SEBI & Corporate Governance
Source: ET
Summary
- Context: Following the resignation of Atanu Chakraborty (HDFC Bank Chairman) in March 2026, SEBI is pushing for “Substantive” rather than just “Formal” board independence.
- The Conflict: The resignation was reportedly linked to ethical concerns regarding the mis-selling of Credit Suisse’s perpetual bonds, highlighting a gap in how Independent Directors (IDs) handle dissent.
- SEBI’s Goal: Transition from “tick-box” compliance to a culture where IDs actively interrogate information and record clear dissent during meetings.
- New Model: SEBI is launching a Three-Pillar Collaborative Model involving academia and professional bodies to expand the supply of qualified, truly independent IDs.
The “Atanu Chakraborty” Case Study
Bhaiya, this is a textbook example of “Boardroom Friction” that you might see in SEBI Grade A or RBI Grade B FM (Finance & Management) papers.
- The Issue: Chakraborty’s resignation cited practices misaligned with his ethics.
- SEBI’s Critique: The regulator noted that when IDs resign over “ethical differences” without detailing the specific concerns in board minutes, it leaves minority shareholders in the dark. SEBI now expects IDs to be more vocal and transparent before they exit.
SEBI’s Three-Pillar Critique of Indian Boards
The SEBI Chief has identified that many Indian boards meet the letter of the law but fail the spirit of governance:
- Form vs. Perspective: Having the required number of IDs on paper is “Form.” Actually having a director who offers a challenging, independent view is “Perspective.”
- Availability vs. Interrogation: Management often provides mountains of data to the board (“Availability”). SEBI wants IDs to stop being passive recipients and start “Interrogating” that data.

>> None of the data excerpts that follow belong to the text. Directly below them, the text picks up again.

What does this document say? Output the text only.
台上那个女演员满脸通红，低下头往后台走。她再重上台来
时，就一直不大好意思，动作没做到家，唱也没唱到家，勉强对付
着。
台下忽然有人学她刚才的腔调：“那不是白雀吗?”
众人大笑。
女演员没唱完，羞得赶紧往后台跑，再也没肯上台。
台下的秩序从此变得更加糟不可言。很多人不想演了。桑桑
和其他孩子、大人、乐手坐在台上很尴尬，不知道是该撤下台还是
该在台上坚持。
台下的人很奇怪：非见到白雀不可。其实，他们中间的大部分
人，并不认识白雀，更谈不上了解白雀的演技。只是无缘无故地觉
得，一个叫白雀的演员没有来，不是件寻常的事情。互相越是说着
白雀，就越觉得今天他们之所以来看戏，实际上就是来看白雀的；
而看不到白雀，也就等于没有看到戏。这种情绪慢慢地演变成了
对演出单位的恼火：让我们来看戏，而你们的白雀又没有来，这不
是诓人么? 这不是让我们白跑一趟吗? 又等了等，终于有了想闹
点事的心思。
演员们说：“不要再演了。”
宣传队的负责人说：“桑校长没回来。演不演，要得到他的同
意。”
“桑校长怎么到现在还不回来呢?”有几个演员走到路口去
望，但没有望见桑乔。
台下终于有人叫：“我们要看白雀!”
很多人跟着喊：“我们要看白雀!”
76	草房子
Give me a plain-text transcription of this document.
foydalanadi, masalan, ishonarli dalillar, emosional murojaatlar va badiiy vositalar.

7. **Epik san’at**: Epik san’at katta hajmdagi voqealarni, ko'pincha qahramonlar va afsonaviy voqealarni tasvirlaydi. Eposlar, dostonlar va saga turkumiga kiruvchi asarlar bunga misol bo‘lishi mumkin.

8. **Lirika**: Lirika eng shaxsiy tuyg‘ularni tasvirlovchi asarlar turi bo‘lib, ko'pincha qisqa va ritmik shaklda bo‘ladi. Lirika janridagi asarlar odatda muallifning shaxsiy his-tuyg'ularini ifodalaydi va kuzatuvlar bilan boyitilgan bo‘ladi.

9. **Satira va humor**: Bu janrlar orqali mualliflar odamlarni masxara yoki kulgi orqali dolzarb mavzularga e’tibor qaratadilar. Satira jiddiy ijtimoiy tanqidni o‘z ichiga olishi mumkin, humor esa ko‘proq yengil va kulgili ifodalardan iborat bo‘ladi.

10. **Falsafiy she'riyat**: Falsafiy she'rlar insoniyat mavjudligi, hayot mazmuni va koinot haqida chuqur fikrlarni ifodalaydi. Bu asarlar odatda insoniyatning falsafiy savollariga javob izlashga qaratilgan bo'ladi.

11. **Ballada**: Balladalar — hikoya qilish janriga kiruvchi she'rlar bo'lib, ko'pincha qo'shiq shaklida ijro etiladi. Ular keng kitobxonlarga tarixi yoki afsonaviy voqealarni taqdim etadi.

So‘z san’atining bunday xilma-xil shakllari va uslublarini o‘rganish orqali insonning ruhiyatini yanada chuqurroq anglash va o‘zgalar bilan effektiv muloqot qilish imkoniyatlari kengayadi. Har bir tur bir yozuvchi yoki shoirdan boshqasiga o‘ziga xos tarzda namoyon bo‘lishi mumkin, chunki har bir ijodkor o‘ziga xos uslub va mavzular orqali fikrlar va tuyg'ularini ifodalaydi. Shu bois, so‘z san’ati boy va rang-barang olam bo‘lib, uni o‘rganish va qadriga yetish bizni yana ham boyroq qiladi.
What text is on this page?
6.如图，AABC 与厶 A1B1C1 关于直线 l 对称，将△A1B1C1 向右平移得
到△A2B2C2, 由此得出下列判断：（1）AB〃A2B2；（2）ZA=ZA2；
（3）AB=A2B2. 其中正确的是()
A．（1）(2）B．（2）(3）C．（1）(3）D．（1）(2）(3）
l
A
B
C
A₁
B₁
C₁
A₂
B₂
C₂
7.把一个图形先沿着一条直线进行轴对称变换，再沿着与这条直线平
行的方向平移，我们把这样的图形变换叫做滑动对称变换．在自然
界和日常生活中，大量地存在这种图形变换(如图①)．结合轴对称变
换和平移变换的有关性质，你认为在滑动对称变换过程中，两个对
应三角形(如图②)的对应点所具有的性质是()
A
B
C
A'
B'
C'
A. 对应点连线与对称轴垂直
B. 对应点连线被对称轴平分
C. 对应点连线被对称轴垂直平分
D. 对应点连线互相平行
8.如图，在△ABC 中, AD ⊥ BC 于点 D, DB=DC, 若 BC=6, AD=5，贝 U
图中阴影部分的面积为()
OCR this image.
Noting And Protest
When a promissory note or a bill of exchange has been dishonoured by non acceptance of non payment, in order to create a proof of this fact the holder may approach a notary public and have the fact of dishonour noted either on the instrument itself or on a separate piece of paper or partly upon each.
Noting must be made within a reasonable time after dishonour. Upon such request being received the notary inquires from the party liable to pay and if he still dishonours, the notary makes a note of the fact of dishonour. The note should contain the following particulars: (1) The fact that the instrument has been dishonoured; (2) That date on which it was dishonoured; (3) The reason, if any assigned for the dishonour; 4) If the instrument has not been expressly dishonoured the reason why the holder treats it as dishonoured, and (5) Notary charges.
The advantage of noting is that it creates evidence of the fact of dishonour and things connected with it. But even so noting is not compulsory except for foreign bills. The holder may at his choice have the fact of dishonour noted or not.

- Constitution vs. Effectiveness: A legally “constituted” board (correct ratios) does not guarantee an “effective” board that steers the company through ethical crises.
The New Capacity-Building Framework
To fix the “supply-side” issue—where the same few individuals sit on multiple boards—SEBI is moving away from strict mandates toward a Collaborative Model:
- Academia: Partnering with top B-schools to create a certification or training pipeline for aspiring IDs.
- Professional Bodies: Working with the CII (Confederation of Indian Industry) to set voluntary benchmarks for “Best Practices.”
- Expanding the Circle: The goal is to break the “closed circle” of board appointments and bring in fresh, qualified professionals who aren’t socially linked to company promoters.
Background: The Role of an Independent Director (ID)
Under the Companies Act, 2013 and SEBI (LODR) Regulations:
- Watchdog for Minority Shareholders: IDs are the primary defense against “Promoter-Centric” decision-making.
- Committee Roles: They must lead the Audit Committee and the Nomination and Remuneration Committee (NRC) to ensure financial integrity and fair executive pay.
Examination Focused MCQs
Q1. The recent push for substantive board independence by SEBI follows the high-profile resignation of which banking veteran in March 2026?
A) Uday Kotak
B) Atanu Chakraborty
C) Sandeep Bakhshi
D) Arundhati Bhattacharya
Q2. SEBI’s critique of ‘Form vs. Perspective’ implies that:
A) Boards should have more members than required by law.
B) Independence on paper does not always mean independence in thought/action.
C) Directors should focus only on the physical form of financial reports.
D) All directors should be from an academic background.
Q3. Under the Companies Act 2013, an Independent Director is specifically prohibited from having what type of relationship with the company?
A) Personal friendship with employees.
B) Material pecuniary (financial) relationship.
C) Previous experience in the same industry.
D) A bank account in the same bank.
Q4. Which committee, primarily led by Independent Directors, is responsible for deciding executive pay and board appointments?
A) CSR Committee
B) Audit Committee
C) Nomination and Remuneration Committee (NRC)
D) Risk Management Committee
Q5. SEBI chief’s emphasis on ‘Interrogating information’ suggests that Independent Directors should:
A) Hire private investigators for company employees.
B) Deeply question and analyze the data provided by management.
C) Stop management from presenting any information.
D) Share all company secrets with the public.
Answer Key:
- B) Atanu Chakraborty.
- B) Independence on paper does not always mean independence in thought.
- B) Material pecuniary relationship.
- C) Nomination and Remuneration Committee (NRC).
- B) Deeply question and analyze the data provided by management.